In a research paper on the new research, the team writes:
We propose an approach where users simply tap a smartphone to an appliance to discover and rapidly utilize contextual functionality. To achieve this, our prototype smartphone recognizes physical contact with uninstrumented appliances, and summons appliance-specific interfaces. Our user study suggests high accuracy – 98.8% recognition accuracy among 17 appliances. Finally, to underscore the immediate feasibility and utility of our system, we built twelve example applications, including six fully functional end-to-end demonstrations
Examples of the apps the researchers built to demonstrate the sensing system are shown in the below video — including controlling a thermostat; configuring a router; printing a document that’s on screen on the mobile device with a single print button push; sending text from a mobile to a desktop computer; and more.

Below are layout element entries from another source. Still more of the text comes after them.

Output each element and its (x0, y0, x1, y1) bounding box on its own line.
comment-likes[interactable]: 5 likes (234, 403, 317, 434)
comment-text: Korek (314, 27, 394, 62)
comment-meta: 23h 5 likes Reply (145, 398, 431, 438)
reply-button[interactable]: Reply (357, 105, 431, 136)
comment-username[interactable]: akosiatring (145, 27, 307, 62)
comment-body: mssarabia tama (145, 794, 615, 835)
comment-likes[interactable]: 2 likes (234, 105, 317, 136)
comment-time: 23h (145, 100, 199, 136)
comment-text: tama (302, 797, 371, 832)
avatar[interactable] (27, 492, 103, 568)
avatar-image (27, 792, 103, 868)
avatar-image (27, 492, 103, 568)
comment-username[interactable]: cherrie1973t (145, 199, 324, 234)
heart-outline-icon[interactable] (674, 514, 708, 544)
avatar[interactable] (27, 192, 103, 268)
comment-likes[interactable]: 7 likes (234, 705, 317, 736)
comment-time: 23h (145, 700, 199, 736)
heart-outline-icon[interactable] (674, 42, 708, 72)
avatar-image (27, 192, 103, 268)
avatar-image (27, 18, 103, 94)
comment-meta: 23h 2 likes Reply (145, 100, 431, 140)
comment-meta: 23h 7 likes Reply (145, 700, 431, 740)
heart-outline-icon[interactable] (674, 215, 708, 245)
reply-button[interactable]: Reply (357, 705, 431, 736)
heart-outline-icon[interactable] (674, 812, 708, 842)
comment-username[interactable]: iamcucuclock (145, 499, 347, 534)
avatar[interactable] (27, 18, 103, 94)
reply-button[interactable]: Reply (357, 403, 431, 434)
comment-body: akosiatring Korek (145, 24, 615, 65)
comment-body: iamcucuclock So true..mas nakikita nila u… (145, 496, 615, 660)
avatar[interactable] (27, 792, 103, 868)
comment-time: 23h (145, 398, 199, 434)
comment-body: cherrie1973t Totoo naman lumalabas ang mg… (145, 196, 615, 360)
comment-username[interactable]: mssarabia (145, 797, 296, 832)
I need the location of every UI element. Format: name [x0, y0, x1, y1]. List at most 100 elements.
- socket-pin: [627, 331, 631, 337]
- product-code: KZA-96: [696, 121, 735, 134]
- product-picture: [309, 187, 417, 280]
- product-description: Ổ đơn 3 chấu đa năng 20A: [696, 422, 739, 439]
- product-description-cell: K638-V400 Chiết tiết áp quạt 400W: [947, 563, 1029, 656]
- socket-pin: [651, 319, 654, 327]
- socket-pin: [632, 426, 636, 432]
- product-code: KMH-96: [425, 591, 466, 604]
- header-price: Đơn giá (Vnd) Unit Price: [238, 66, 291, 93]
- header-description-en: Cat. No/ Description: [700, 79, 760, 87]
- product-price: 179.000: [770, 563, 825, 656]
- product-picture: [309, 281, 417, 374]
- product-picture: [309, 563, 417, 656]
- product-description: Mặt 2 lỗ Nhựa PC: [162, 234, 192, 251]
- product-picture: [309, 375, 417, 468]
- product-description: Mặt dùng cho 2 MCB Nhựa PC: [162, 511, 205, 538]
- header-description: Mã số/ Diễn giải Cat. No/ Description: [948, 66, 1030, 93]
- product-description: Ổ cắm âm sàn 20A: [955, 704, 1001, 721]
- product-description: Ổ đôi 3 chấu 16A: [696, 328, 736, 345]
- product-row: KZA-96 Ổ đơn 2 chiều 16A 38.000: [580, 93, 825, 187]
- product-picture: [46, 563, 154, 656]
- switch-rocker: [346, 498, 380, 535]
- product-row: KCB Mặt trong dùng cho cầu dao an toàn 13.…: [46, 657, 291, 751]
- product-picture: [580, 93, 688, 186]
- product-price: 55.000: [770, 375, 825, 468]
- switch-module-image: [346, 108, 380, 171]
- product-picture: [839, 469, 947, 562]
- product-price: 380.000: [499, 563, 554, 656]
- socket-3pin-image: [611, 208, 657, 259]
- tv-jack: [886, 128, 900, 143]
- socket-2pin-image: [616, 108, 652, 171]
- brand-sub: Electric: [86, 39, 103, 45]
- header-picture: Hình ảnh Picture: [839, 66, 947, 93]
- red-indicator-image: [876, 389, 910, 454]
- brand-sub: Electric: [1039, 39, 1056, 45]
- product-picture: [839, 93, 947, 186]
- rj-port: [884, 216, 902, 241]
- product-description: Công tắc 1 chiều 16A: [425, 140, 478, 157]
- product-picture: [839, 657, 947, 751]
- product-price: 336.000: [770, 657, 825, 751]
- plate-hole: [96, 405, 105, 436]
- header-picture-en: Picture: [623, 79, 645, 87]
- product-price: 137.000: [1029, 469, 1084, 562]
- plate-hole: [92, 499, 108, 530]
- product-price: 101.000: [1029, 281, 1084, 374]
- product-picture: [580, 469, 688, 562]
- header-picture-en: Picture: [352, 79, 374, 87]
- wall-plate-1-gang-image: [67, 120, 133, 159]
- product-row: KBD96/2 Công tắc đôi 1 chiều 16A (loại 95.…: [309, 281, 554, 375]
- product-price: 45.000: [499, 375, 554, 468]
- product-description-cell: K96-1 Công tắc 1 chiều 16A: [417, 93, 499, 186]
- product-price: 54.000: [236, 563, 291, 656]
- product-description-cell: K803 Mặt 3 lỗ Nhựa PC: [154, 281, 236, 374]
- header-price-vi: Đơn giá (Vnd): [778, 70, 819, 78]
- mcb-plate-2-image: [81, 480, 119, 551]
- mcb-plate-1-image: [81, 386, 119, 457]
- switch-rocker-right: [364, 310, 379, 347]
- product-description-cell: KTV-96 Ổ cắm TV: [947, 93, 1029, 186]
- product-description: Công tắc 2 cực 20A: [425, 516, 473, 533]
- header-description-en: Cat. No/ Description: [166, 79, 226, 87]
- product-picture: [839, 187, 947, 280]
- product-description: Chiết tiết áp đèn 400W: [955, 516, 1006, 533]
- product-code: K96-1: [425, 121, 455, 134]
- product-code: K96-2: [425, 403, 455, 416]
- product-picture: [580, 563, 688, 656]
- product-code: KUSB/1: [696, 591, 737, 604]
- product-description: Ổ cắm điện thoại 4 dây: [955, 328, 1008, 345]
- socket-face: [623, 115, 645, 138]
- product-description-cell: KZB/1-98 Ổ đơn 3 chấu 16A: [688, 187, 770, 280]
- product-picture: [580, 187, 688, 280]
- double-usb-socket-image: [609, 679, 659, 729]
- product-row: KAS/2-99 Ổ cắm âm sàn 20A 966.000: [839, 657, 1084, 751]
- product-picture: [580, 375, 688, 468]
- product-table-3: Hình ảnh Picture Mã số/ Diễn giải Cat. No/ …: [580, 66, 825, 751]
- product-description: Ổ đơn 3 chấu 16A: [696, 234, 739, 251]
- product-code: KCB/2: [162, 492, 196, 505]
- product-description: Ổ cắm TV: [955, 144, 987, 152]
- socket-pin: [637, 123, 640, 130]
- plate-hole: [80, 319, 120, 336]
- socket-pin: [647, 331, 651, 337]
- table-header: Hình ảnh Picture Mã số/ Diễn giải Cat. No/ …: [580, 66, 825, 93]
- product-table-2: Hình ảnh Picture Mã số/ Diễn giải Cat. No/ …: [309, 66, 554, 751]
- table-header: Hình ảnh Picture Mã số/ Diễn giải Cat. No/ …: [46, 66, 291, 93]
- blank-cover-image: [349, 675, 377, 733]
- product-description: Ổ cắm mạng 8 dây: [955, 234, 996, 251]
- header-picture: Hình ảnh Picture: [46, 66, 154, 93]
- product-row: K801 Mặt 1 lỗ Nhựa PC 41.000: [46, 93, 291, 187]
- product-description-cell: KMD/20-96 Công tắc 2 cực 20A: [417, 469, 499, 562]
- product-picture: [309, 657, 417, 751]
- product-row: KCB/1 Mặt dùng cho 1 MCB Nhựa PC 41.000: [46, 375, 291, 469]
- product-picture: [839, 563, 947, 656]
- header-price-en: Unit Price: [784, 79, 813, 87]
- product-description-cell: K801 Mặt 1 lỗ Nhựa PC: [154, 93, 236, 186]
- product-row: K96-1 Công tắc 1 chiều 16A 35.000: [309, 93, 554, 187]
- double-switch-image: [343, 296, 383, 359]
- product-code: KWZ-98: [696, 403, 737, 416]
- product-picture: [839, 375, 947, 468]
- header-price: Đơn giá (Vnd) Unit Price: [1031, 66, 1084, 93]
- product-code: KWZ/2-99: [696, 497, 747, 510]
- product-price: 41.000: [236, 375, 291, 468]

The researchers created a background Android service running alongside their IoT device classifier that pushes so-called “contextual charms” onto the screen for certain applications — aka small floating buttons that appear at the right edge of an app when the phone touches a supported device, and which can execute commands (such as a “cast charm” to stream video content to a smart TV, or a print button to print what’s on screen).
“We envision that future smart appliance applications would register their device’s EM signature and a set of verbs with the charm system service upon installation, which would enable existing apps to immediately take advantage of appliances and devices in a user’s environment. This is analogous to the current paradigm of applications registering Android “share” handlers to support system-wide sharing of content to e.g., social media,” they write on this.
Harrison adds that the “contextual charms” idea was developed for where there are co-occurrences of two things — such as reading a PDF on your phone, then tapping it on a printer. “This all of a sudden opens up a much richer set of synergistic activities between phones and devices — whereas right now, your phone doesn’t really have any clue what is going on around it or what functionality it should reveal),” he adds.
Discussing limitations of the system in general in their paper, the researchers emphasize the need for IoT devices to have open APIs, noting: “We initially set out to produce full-stack implementations for all of the network-connected devices on our list. However, we were stymied by the lack of public APIs on several of them. Furthermore, even when APIs were available, some were vendor-locked (e.g., the Apple TV casting APIs were only open to Apple devices). In order for the future Internet of Things to have true impact, open APIs are a strong requirement. Until then, our system will be limited by the inability to talk to all smart devices.”
Other limitations include difficulties recognizing multiple instances of the same device (e.g. more than one connected thermostat); and external interference from powerline noise which can confuse the device classifier. The sensing system also cannot work if a device is truly powered off — although the researchers note that low power or sleep modes might still render an IoT object detectable.
The research is being presented this week at the ACM CHI Conference in Denver. CMU is also presenting another interesting bit of interface research at the conference — which involves using a conductive spray paint and an array of electrodes to turn any surface into a touch-sensitive surface.